Rep. Will Hurd, R-Texas, a former cybersecurity executive, says the federal government is hypocritical when it comes to accountability for data breaches, like the two massive ones at the Office of Personnel Management.

Those breaches put sensitive information about 21.5 million Americans in the hands of hackers.

"The hypocrisy is that while the government leaves its networks and the data of millions of Americans at risk, it fines private companies for security breaches," the former CIA officer writes in an op-ed scheduled to run in the Wall Street Journal Saturday. "Last year the Department of Health and Human Services levied a $4.8 million fine against New York Presbyterian Hospital and Columbia University Medical Center for a security breach that left 6,800 people's medical records open to the Internet and visible from search engines.

"In its 2014 review, the Federal Trade Commission boasted that it had brought more than 50 cases against companies that put consumers' personal data at unreasonable risk," he writes.

Hurd chastised former OPM Director Katherine Archuleta for ignoring warnings from her inspector general dating back to 2010 — something that wouldn't happen in the private sector, the House Oversight and Government Reform IT subcommittee chairman writes.

"Often high-risk problems were fixed even before our final report was written," he said about when he conducted security reviews for private companies. "Why? Because the private sector is held accountable — by shareholders and the public, by civil or criminal litigation, and by the market forces that drive the economy."

He points out that Target's CEO and board chairman both stepped down after the retailer's files were hacked, compromising 70 million customers' account information.

"If federal agencies wish to provide effective oversight of the private sector, then they should start by looking in the mirror," Hurd wrote. "Other agencies have the same problems as the OPM, deploying outdated legacy systems and exercising poor cyber-hygiene. In the wake of this data breach, the heads of other agencies should pull out their own inspector-general reports and begin to address their vulnerabilities."

Before Archuleta stepped down earlier this month, she ordered OPM to suspend its electronic system for processing government background checks and temporarily return to paper questionnaires as a precaution. The Electronic Questionnaires for Investigations Processing system, or e-QIP, has been offline since June 26, when OPM determined that the web-based platform was vulnerable to hacking.

On Thursday, OPM said potential federal workers and contractors who need security clearances to do their jobs could resume using e-QIP.

In doing so, the federal government's human resources department stressed again that e-QIP was never actually hacked.

"This action was not the direct result of malicious activity on this network, and there is no evidence that the vulnerability in question has been exploited," OPM spokesman Sam Schumach said in a statement. "The system has been brought back online less than four weeks after being taken down, and OPM is working closely with agencies to re-enable e-QIP users incrementally in an effort to resume this service in an efficient and orderly way.
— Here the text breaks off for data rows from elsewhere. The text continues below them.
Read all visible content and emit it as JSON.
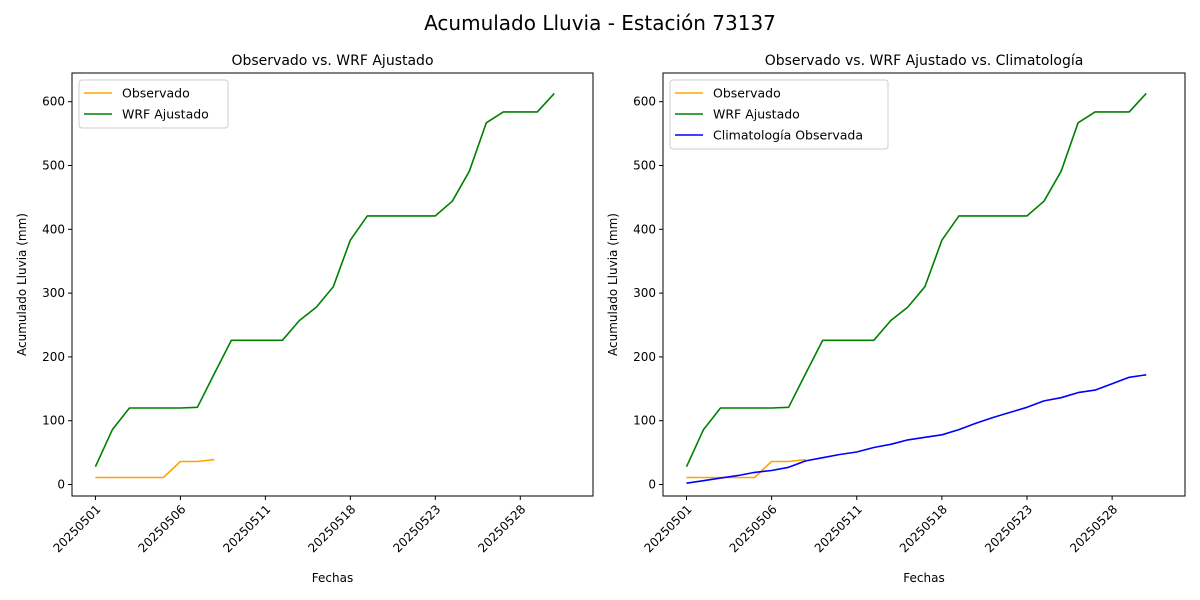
{
  "figure": {
    "title": "Acumulado Lluvia - Estación 73137"
  },
  "chart_data": [
    {
      "type": "line",
      "title": "Observado vs. WRF Ajustado",
      "xlabel": "Fechas",
      "ylabel": "Acumulado Lluvia (mm)",
      "x_tick_labels": [
        "20250501",
        "20250506",
        "20250511",
        "20250518",
        "20250523",
        "20250528"
      ],
      "y_ticks": [
        0,
        100,
        200,
        300,
        400,
        500,
        600
      ],
      "ylim": [
        -18,
        645
      ],
      "legend_position": "top-left",
      "grid": false,
      "series": [
        {
          "name": "Observado",
          "color": "#ffa500",
          "values": [
            11,
            11,
            11,
            11,
            11,
            36,
            36,
            39
          ]
        },
        {
          "name": "WRF Ajustado",
          "color": "#008000",
          "values": [
            28,
            86,
            120,
            120,
            120,
            120,
            121,
            174,
            226,
            226,
            226,
            226,
            257,
            278,
            310,
            383,
            421,
            421,
            421,
            421,
            421,
            444,
            491,
            567,
            584,
            584,
            584,
            613
          ]
        }
      ]
    },
    {
      "type": "line",
      "title": "Observado vs. WRF Ajustado vs. Climatología",
      "xlabel": "Fechas",
      "ylabel": "Acumulado Lluvia (mm)",
      "x_tick_labels": [
        "20250501",
        "20250506",
        "20250511",
        "20250518",
        "20250523",
        "20250528"
      ],
      "y_ticks": [
        0,
        100,
        200,
        300,
        400,
        500,
        600
      ],
      "ylim": [
        -18,
        645
      ],
      "legend_position": "top-left",
      "grid": false,
      "series": [
        {
          "name": "Observado",
          "color": "#ffa500",
          "values": [
            11,
            11,
            11,
            11,
            11,
            36,
            36,
            39
          ]
        },
        {
          "name": "WRF Ajustado",
          "color": "#008000",
          "values": [
            28,
            86,
            120,
            120,
            120,
            120,
            121,
            174,
            226,
            226,
            226,
            226,
            257,
            278,
            310,
            383,
            421,
            421,
            421,
            421,
            421,
            444,
            491,
            567,
            584,
            584,
            584,
            613
          ]
        },
        {
          "name": "Climatología Observada",
          "color": "#0000ff",
          "values": [
            2,
            6,
            10,
            14,
            19,
            22,
            27,
            37,
            42,
            47,
            51,
            58,
            63,
            70,
            74,
            78,
            86,
            96,
            105,
            113,
            121,
            131,
            136,
            144,
            148,
            158,
            168,
            172
          ]
        }
      ]
    }
  ]
}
"Based on the security enhancements and the extensive testing that has been completed, OPM is re-enabling access to e-QIP with confidence in the security of the system," he added.

As OPM continues dealing with the technical fallout, the Senate Appropriations Committee worked on the ramifications for the people affected by the breaches.

On Thursday appropriators added a provision into the 2016 financial services and general government spending bill to offer the 21.5 million Americans whose information was compromised 10 years of credit monitoring services and $5 million in liability insurance for identity theft-related losses.

Originally, OPM offered 18 months of credit monitoring and $1 million in liability insurance. It has since upped the credit monitoring to three years.